Does deblur parameter introduce bias?

I had two samples, each sample are illumina pair-end sequenced. I imported them and joined the pair-end sequence with
qiime vsearch join-pairs --i-demultiplexed-seqs demux.qza --o-joined-sequences demux-joined.qza
then put the .qza to .qzv
demux-joined.qzv (286.5 KB)
then, I did the quality filtering,
qiime quality-filter q-score-joined --i-demux demux-joined.qza --o-filtered-sequences demux-joined-filtered.qza --o-filter-stats demux-joined-filtered-stats.qza
then, I did the deblur step. According to the demux-joined.qzv, I trimmed them at length of 400. I tried three set of parameters, each is:
--p-min-reads 10 --p-min-size 2 (default parameter)
--p-min-reads 0 --p-min-size 0 (I did this because I do not want to delete any low-count sequence)
--p-min-reads 1 --p-min-size 2 (Thanks to @wasade , change to --p-min-size to 2 may be better than 0)
The outcome are:
deblur-stats400-default.qzv (191.7 KB)

deblur-stats400-00.qzv (191.7 KB)

deblur-stats400-12.qzv (191.7 KB)

The thing goes weird as shown in deblur-stats400-00.qzv. In the sample SRR1460604, none of the sequences passed the positive filter, which seems impossible. In deblur-stats400-default.qzv, even if low-count sequence is deleted, there is still some sequence passed the positive filter. Why?
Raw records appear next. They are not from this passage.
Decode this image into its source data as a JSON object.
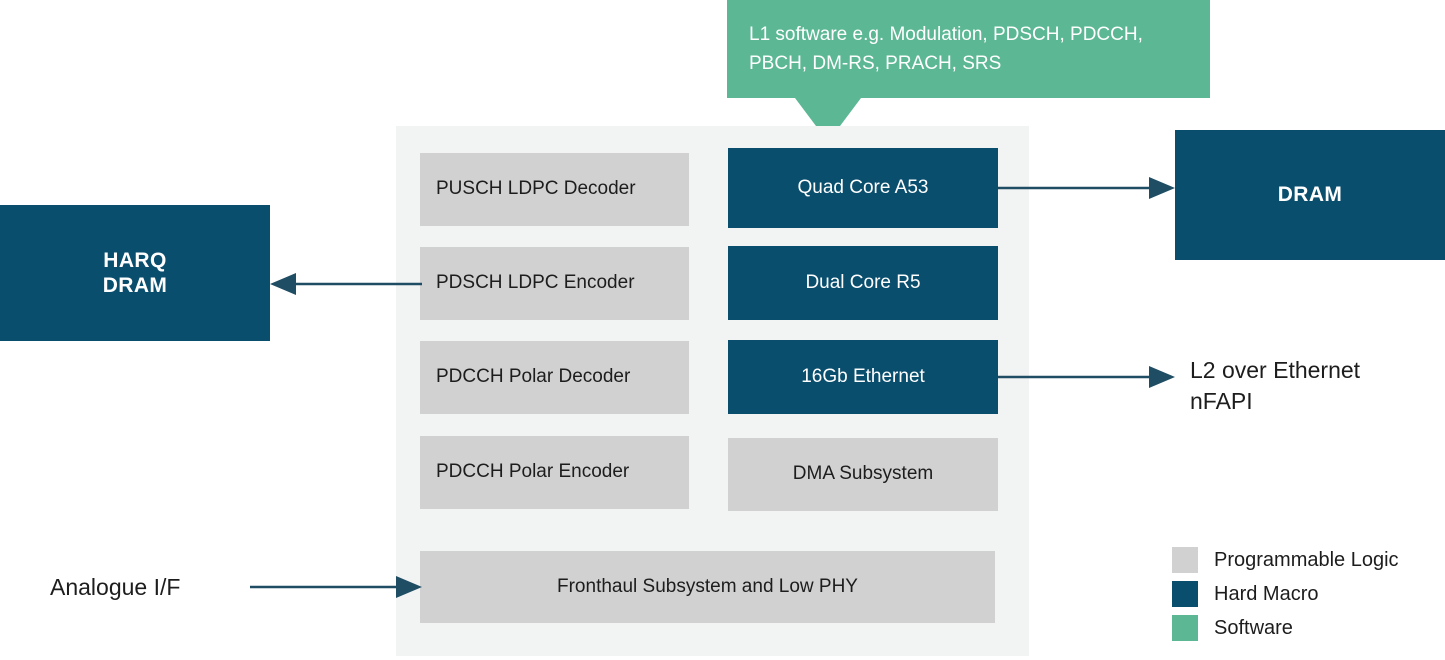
{
  "colors": {
    "programmable_logic": "#d1d1d1",
    "hard_macro": "#0a4e6e",
    "software": "#5cb894",
    "panel_background": "#f2f3f3",
    "arrow": "#1f4d63",
    "text_dark": "#1d1d1d",
    "text_light": "#ffffff"
  },
  "callout": {
    "text": "L1 software e.g. Modulation, PDSCH, PDCCH, PBCH, DM-RS, PRACH, SRS",
    "type": "software"
  },
  "soc_panel": {
    "programmable_logic_column": [
      {
        "label": "PUSCH LDPC Decoder",
        "type": "programmable-logic"
      },
      {
        "label": "PDSCH LDPC Encoder",
        "type": "programmable-logic"
      },
      {
        "label": "PDCCH Polar Decoder",
        "type": "programmable-logic"
      },
      {
        "label": "PDCCH Polar Encoder",
        "type": "programmable-logic"
      }
    ],
    "hard_macro_column": [
      {
        "label": "Quad Core A53",
        "type": "hard-macro"
      },
      {
        "label": "Dual Core R5",
        "type": "hard-macro"
      },
      {
        "label": "16Gb Ethernet",
        "type": "hard-macro"
      },
      {
        "label": "DMA Subsystem",
        "type": "programmable-logic"
      }
    ],
    "bottom_block": {
      "label": "Fronthaul Subsystem and Low PHY",
      "type": "programmable-logic"
    }
  },
  "external_blocks": {
    "harq_dram": {
      "label": "HARQ\nDRAM",
      "type": "hard-macro"
    },
    "dram": {
      "label": "DRAM",
      "type": "hard-macro"
    }
  },
  "labels": {
    "analogue_if": "Analogue I/F",
    "l2_over_ethernet": "L2 over Ethernet\nnFAPI"
  },
  "legend": {
    "items": [
      {
        "label": "Programmable Logic",
        "color": "#d1d1d1"
      },
      {
        "label": "Hard Macro",
        "color": "#0a4e6e"
      },
      {
        "label": "Software",
        "color": "#5cb894"
      }
    ]
  }
}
In the third .qzv file, it seems everything went smoothly....I think if I want to retain the low-count sequence, set the parameter to --p-min-reads 1 --p-min-size 2 will be better. But solve this problem may make me settled...

Hi @wym199633, to be honest, I’m not sure if using a value of 0 for --p-min-size is even valid? It is accurate that changing parameters will change the results. In this case, if low count sequences are important for your study design and question, then I think that setting --p-min-reads to 1 makes sense.


It seems that change the value of --p-min-size can make a chaos but don’t know why… But in this post what doubt me most is when change both two parameter to 0, one sample have no result :laughing:
I hope someone can explain this…
If --p-min-size must set to 2 (in order to let it run smoothly), that’s ok to delete one-count sequences in each sample (reluctantly…

--p-min-size affects what sequences are considered during the execution of Deblur which implicitly impacts singletons as Deblur is subtractive. --p-min-reads filters low abundant sequences after the execution of Deblur. It may make sense to look at the algorithm which can be found in a mathematical and pseudocode form in text S1 of Amir et al.


Great! Thanks for explanation!


This topic was automatically closed 31 days after the last reply. New replies are no longer allowed.